LONDON (Reuters) - A British man held in Pakistan without charge for more than a year on suspicion of links to al Qaeda was arrested immediately on returning to Britain on Friday.

World

Nine armed, uniformed police officers and two detectives were waiting for Rangzieb Ahmed as he flew into London's Heathrow airport on a commercial flight from Islamabad.

As soon as the doors were open, police boarded the plane and minutes later escorted Ahmed from it in handcuffs and put him in the back of a police van.

A Greater Manchester police spokeswoman said the 32-year-old was being taken to the northwestern city to be questioned in connection with a terrorism investigation in which a man and a woman had been charged. She declined to give further details.

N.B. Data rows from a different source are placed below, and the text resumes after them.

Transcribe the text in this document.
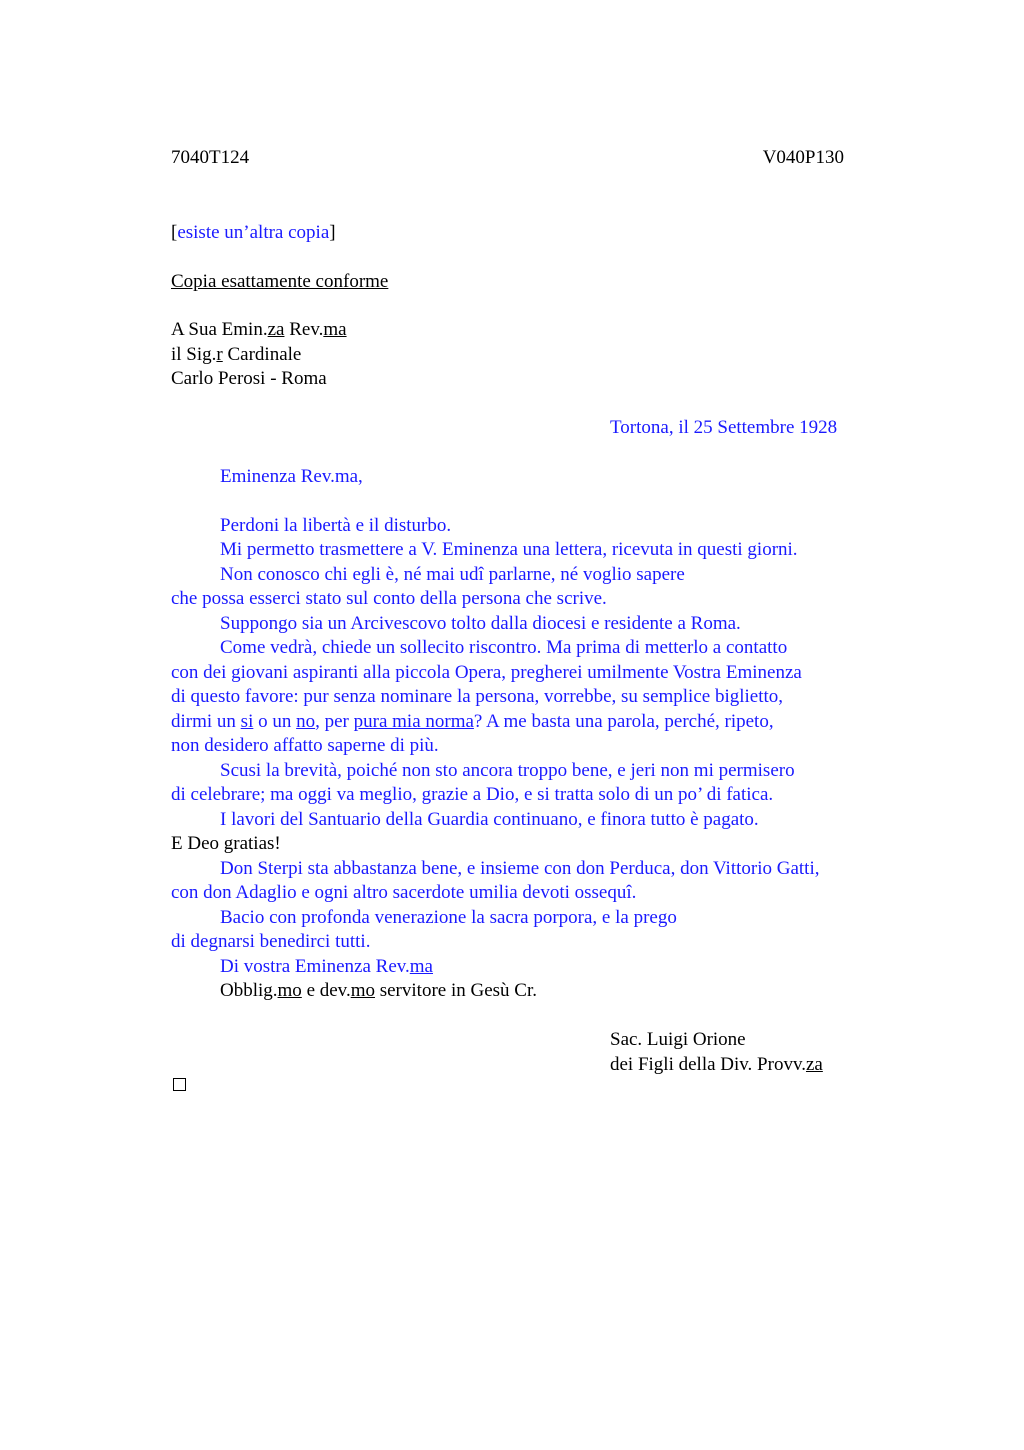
7040T124	V040P130
[esiste un’altra copia]
Copia esattamente conforme
A Sua Emin.za Rev.ma
il Sig.r Cardinale
Carlo Perosi - Roma
Tortona, il 25 Settembre 1928
Eminenza Rev.ma,
Perdoni la libertà e il disturbo.
Mi permetto trasmettere a V. Eminenza una lettera, ricevuta in questi giorni.
Non conosco chi egli è, né mai udî parlarne, né voglio sapere
che possa esserci stato sul conto della persona che scrive.
Suppongo sia un Arcivescovo tolto dalla diocesi e residente a Roma.
Come vedrà, chiede un sollecito riscontro. Ma prima di metterlo a contatto
con dei giovani aspiranti alla piccola Opera, pregherei umilmente Vostra Eminenza
di questo favore: pur senza nominare la persona, vorrebbe, su semplice biglietto,
dirmi un si o un no, per pura mia norma? A me basta una parola, perché, ripeto,
non desidero affatto saperne di più.
Scusi la brevità, poiché non sto ancora troppo bene, e jeri non mi permisero
di celebrare; ma oggi va meglio, grazie a Dio, e si tratta solo di un po’ di fatica.
I lavori del Santuario della Guardia continuano, e finora tutto è pagato.
E Deo gratias!
Don Sterpi sta abbastanza bene, e insieme con don Perduca, don Vittorio Gatti,
con don Adaglio e ogni altro sacerdote umilia devoti ossequî.
Bacio con profonda venerazione la sacra porpora, e la prego
di degnarsi benedirci tutti.
Di vostra Eminenza Rev.ma
Obblig.mo e dev.mo servitore in Gesù Cr.
Sac. Luigi Orione
dei Figli della Div. Provv.za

According to international monitoring group Human Rights Watch (HRW), Ahmed was arrested in August last year in Pakistan's North West Frontier Province. Pakistan's Supreme Court ordered his release on August 31.

The rights group quoted Ahmed as saying in an interview provided by intermediaries he had been repeatedly tortured by Pakistani security agencies and questioned by U.S law enforcement personnel and British security services.

Reacting to his arrest, HRW's South Asian researcher Ali Dayan Hasan said: "We suspected this would happen. The question is why. If there is proof against him, why has he not been charged in Pakistan?"

He said Britain should have requested Ahmed's extradition if it had a case against him, instead of waiting for the Pakistan court to declare his detention illegal.

He cited the case as an example of the "cloak and dagger" way that the war on terrorism was being fought.

HRW said Ahmed had been involved with militant groups fighting Indian security forces in the disputed Himalayan region of Kashmir and jailed in India. British authorities had secured his release from India and he had returned to Britain before coming to Pakistan in 2006.

"He denies any subsequent involvement in militancy or any connection with the al Qaeda network," it said.

Several British militants have visited Pakistan, including two of the four suicide bombers who killed 52 people in London in July 2005. Rashid Rauf, a Pakistani-British man suspected of involvement in a plot broken up in Britain last year to blow up U.S.-bound airliners, is also in custody in Pakistan.

A Pakistani rights worker also said Ahmed had been tortured.

"He was tortured in custody for one year without any charge by American, British and Pakistani intelligence agents," said Khalid Khawaja, a former official of Pakistan's Inter-Services Intelligence agency who later became a rights activist.